Тревор терпеливо вздохнул, выдерживая взгляд проповедника.
— Но, мистер Лоусон, — продолжил тот, находя взгляд Тревора. — Я никогда не был солдатом. Вы окажете мне такую честь?
— Сомнительная честь, — отозвался Лоусон. — Честь, ради которой вы можете умереть… или получить нечто похуже, чем смерть.
— Я уже перешел эту черту, — покачал головой преподобный. — Я уже мертв сейчас… и вряд ли моя душа когда-нибудь сумеет вернуться к тому, что называется жизнью.
Эстерли знал, что говорит.
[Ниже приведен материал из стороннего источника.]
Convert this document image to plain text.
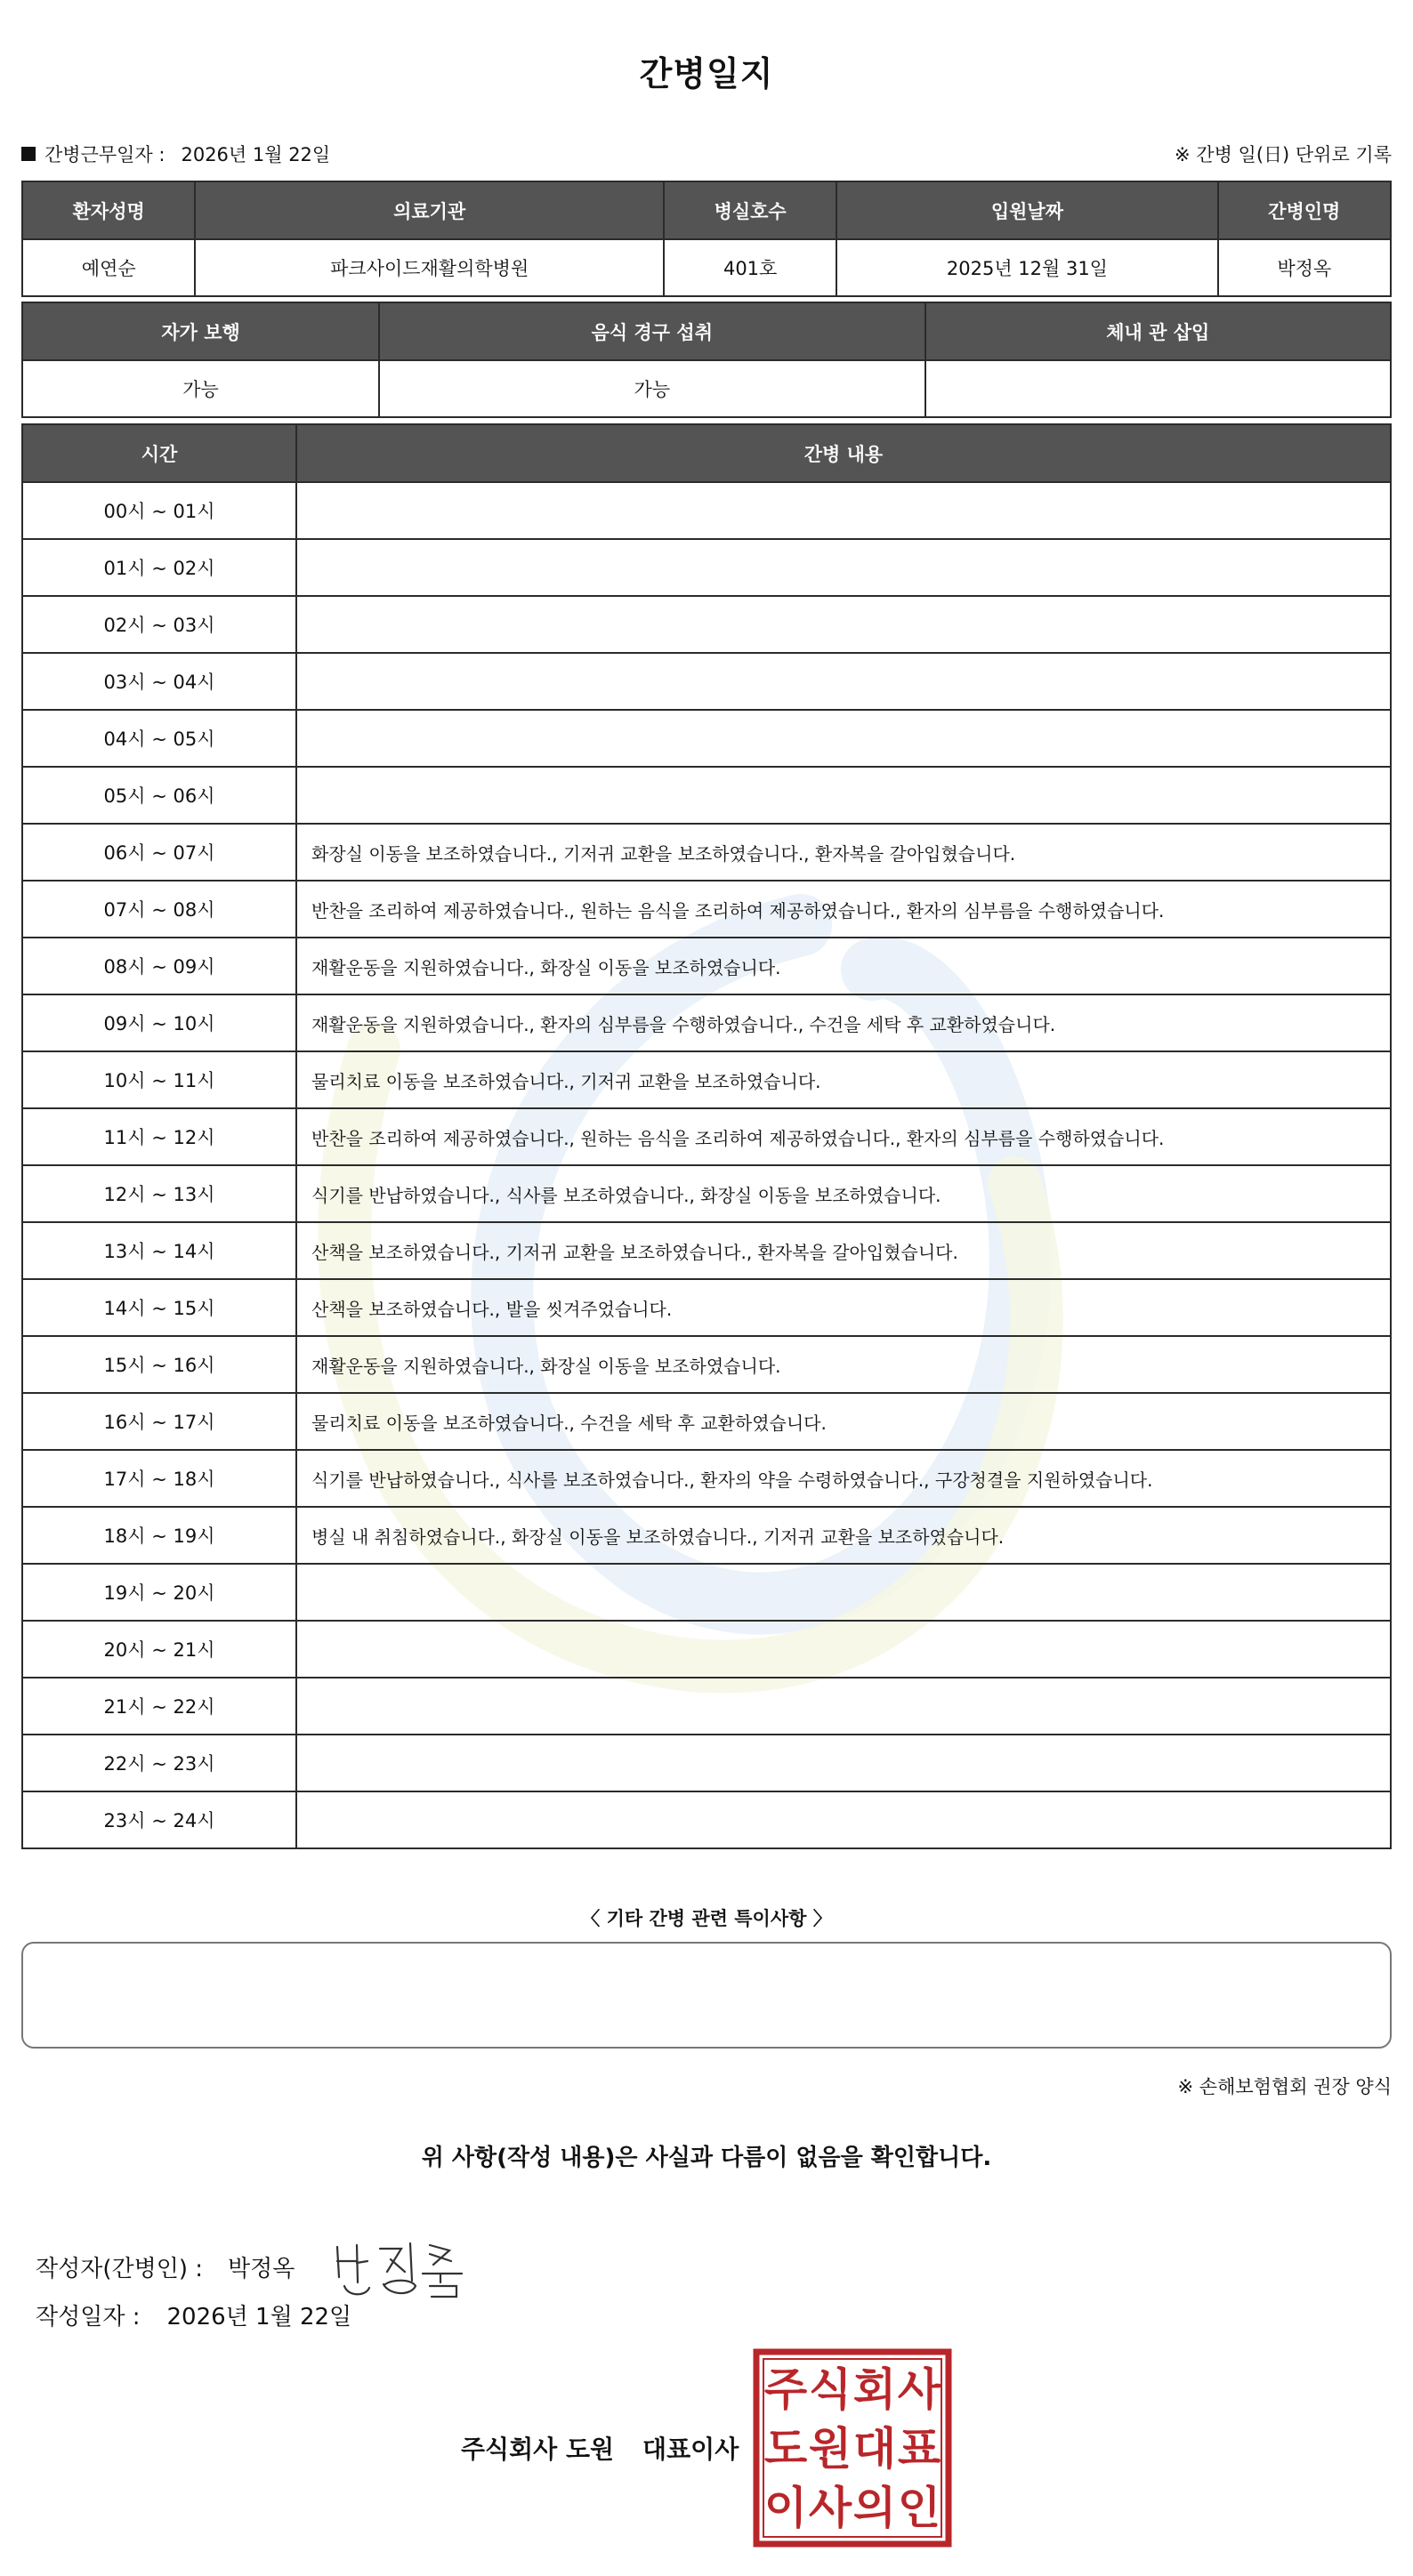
간병일지
간병근무일자 : 2026년 1월 22일	※ 간병 일(日) 단위로 기록
환자성명	의료기관	병실호수	입원날짜	간병인명
예연순	파크사이드재활의학병원	401호	2025년 12월 31일	박정옥
자가 보행	음식 경구 섭취	체내 관 삽입
가능	가능	
시간	간병 내용
00시 ~ 01시	
01시 ~ 02시	
02시 ~ 03시	
03시 ~ 04시	
04시 ~ 05시	
05시 ~ 06시	
06시 ~ 07시	화장실 이동을 보조하였습니다., 기저귀 교환을 보조하였습니다., 환자복을 갈아입혔습니다.
07시 ~ 08시	반찬을 조리하여 제공하였습니다., 원하는 음식을 조리하여 제공하였습니다., 환자의 심부름을 수행하였습니다.
08시 ~ 09시	재활운동을 지원하였습니다., 화장실 이동을 보조하였습니다.
09시 ~ 10시	재활운동을 지원하였습니다., 환자의 심부름을 수행하였습니다., 수건을 세탁 후 교환하였습니다.
10시 ~ 11시	물리치료 이동을 보조하였습니다., 기저귀 교환을 보조하였습니다.
11시 ~ 12시	반찬을 조리하여 제공하였습니다., 원하는 음식을 조리하여 제공하였습니다., 환자의 심부름을 수행하였습니다.
12시 ~ 13시	식기를 반납하였습니다., 식사를 보조하였습니다., 화장실 이동을 보조하였습니다.
13시 ~ 14시	산책을 보조하였습니다., 기저귀 교환을 보조하였습니다., 환자복을 갈아입혔습니다.
14시 ~ 15시	산책을 보조하였습니다., 발을 씻겨주었습니다.
15시 ~ 16시	재활운동을 지원하였습니다., 화장실 이동을 보조하였습니다.
16시 ~ 17시	물리치료 이동을 보조하였습니다., 수건을 세탁 후 교환하였습니다.
17시 ~ 18시	식기를 반납하였습니다., 식사를 보조하였습니다., 환자의 약을 수령하였습니다., 구강청결을 지원하였습니다.
18시 ~ 19시	병실 내 취침하였습니다., 화장실 이동을 보조하였습니다., 기저귀 교환을 보조하였습니다.
19시 ~ 20시	
20시 ~ 21시	
21시 ~ 22시	
22시 ~ 23시	
23시 ~ 24시	
〈 기타 간병 관련 특이사항 〉
※ 손해보험협회 권장 양식
위 사항(작성 내용)은 사실과 다름이 없음을 확인합니다.
작성자(간병인) : 박정옥
작성일자 : 2026년 1월 22일
주식회사 도원 대표이사
주 식 회 사
도 원 대 표
이 사 의 인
Лоусону даже не потребовалось использовать Взор, чтобы убедиться в этом.
— Поговорим, когда доберемся до Хелены, — неопределенно покачал головой он.
— Ну, что, стоит начать убирать этот мусор? — спросил Годфри. — А потом приступим к работе с завалом.
Лоусон все еще был не в том состоянии, чтобы передвигать тела. Рана на боку, пусть она и заживала, все еще была тяжелой и болезненной, а кости правой руки не успели срастись в достаточной мере. Он неуверенно окинул взглядом вагон, однако преподобный будто уловил его мысль и пресек ее на корню.